3. That the learned CIT(A) has further erred in 'enhancing' the income of the ass ssee company of Rs.2,69,66,400/. The aforesaid addition made and enhanced by the CIT(A) is without jurisdiction and is otherwise too untenable. The CIT(A) has overlooked the submissions of the assessee when making the aforesaid addition.
4 The CIT(A) in fact, without even appreciating that the learned A.O. has neither dealt the issue in the order of assessment nor even was the subject matter of appeal before him could not have any valid justification to enhance the addition since he had no jurisdiction to enhance the income which was neither the subject matter of appeal or even of assessment.
4.1 That the learned CIT(A) went into an error of law when he held that said sum was not new source of income.
5. That, even otherwise the learned CIT(A) has erred in enhancing the income by the aforesaid sum of Rs.2,69,66,400/-, as the expenditure was allowable a business expenditure for the instant assessment year.
6. That the learned CIT(A) has erred in initiating proceedings u/s 271 (1 )(c) of the Act in respect of the aforesaid sum even after recording that the assessee had made wrong claim despite the fact otherwise too, no penalty was leviable, the initiation of proceedings is thus beyond jurisdiction.
7. That the learned CIT (A) has erred in upholding the levy of interest u/s 234B and 234D of the Act as no interest was leviable on the assessee.

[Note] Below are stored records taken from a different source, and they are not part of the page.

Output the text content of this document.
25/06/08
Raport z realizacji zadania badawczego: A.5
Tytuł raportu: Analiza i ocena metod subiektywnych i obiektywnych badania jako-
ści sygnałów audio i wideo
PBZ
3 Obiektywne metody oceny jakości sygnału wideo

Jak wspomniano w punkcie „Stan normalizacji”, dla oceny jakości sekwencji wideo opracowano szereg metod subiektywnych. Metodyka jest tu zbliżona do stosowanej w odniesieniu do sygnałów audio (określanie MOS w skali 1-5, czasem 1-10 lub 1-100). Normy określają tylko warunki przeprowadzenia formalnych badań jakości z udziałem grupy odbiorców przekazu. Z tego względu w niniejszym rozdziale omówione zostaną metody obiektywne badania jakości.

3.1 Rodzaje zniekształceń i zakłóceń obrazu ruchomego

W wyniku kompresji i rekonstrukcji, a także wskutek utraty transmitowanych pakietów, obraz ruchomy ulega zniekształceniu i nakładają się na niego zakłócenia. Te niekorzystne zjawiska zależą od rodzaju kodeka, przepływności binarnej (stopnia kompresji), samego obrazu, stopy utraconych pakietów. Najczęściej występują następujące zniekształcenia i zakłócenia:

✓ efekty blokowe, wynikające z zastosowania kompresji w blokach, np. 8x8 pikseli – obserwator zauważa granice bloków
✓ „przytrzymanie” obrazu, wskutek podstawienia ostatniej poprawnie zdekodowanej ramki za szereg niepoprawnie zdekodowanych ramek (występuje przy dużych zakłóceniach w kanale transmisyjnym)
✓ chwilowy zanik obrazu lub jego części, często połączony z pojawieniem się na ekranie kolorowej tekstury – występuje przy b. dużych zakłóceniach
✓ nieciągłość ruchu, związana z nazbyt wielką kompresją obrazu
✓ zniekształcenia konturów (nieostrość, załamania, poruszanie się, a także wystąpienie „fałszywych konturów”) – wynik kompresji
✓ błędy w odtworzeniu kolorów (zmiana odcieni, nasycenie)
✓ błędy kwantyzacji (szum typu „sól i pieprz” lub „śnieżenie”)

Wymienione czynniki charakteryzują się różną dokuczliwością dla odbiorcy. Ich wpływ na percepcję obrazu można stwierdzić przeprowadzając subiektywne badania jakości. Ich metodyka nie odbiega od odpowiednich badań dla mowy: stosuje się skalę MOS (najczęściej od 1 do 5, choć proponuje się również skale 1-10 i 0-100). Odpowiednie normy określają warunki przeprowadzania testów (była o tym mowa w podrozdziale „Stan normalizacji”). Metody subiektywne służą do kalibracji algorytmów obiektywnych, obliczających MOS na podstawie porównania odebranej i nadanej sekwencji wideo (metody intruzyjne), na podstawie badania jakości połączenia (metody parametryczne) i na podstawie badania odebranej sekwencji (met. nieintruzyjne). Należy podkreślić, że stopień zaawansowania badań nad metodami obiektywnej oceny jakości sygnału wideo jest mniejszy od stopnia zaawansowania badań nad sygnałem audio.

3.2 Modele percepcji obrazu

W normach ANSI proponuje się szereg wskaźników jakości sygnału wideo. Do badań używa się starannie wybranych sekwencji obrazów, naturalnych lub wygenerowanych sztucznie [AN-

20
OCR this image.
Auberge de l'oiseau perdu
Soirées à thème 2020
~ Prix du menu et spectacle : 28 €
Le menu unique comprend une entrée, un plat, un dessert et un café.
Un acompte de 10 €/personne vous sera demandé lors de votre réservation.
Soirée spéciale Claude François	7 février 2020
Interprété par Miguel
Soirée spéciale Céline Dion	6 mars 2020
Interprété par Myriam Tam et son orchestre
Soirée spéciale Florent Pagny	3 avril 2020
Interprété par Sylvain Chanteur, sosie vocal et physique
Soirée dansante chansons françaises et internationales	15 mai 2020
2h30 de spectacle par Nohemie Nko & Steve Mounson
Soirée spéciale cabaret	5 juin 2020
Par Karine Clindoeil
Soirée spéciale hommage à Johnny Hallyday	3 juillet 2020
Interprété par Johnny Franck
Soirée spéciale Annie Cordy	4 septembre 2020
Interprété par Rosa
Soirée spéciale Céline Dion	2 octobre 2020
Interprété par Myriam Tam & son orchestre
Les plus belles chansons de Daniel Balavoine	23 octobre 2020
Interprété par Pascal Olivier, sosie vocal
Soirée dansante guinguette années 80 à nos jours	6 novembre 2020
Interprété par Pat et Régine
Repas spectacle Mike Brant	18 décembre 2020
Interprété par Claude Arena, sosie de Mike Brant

It is thus prayed that the addition made by the AO and sustained by the CIT (A) of sum aggregating to Rs.32,58,554/- and the enhancement of income made by the CIT Appeals of Rs.2,69,66,400/- be directed to be deleted.”
3. Appellant, DCIT, Central Circle 20, New Delhi (hereinafter referred to as the ‘Revenue’) by filing the present appeal sought to set aside the impugned order dated 27 03 2014 passed by the Commissioner of Income - tax (Appeals)-XXXI, New Delhi qua the assessment year 2009-10 on the grounds inter alia that :-
“1. The order of the Ld. CIT (A) is not correct in law and facts.
2. On the facts and circumstances of the case, the Ltd. CIT(A) has erred in deleting the addition of Rs.64,0,84.000/- made by the AO by disallowing interest paid on loans debited in Profit and Loss Account.
3. On the facts and circumstances of the case. the Ltd. CIT(A) has erred in deleting the addition of Rs.19,89,044/- on account of disallowance of Advertisement & Publicity expenses.
4. On the facts and circumstances of the case, the Ltd. CIT(A) has erred in deleting the addition of Rs.1,44,87,193/- on account of disallowance of Advertisement & Publicity expenses.
5. On the facts and circumstances of the case. the Ltd. CIT(A) has erred in deleting the addition of Rs.94,31,332/- on account of disallowance of Advertisement & Publicity expenses.
6. On the facts and circumstances of the case. the Ltd. CIT(A) has erred in deleting the addition of Rs. 4,11,814/- on account of un-verifiable sundry creditors.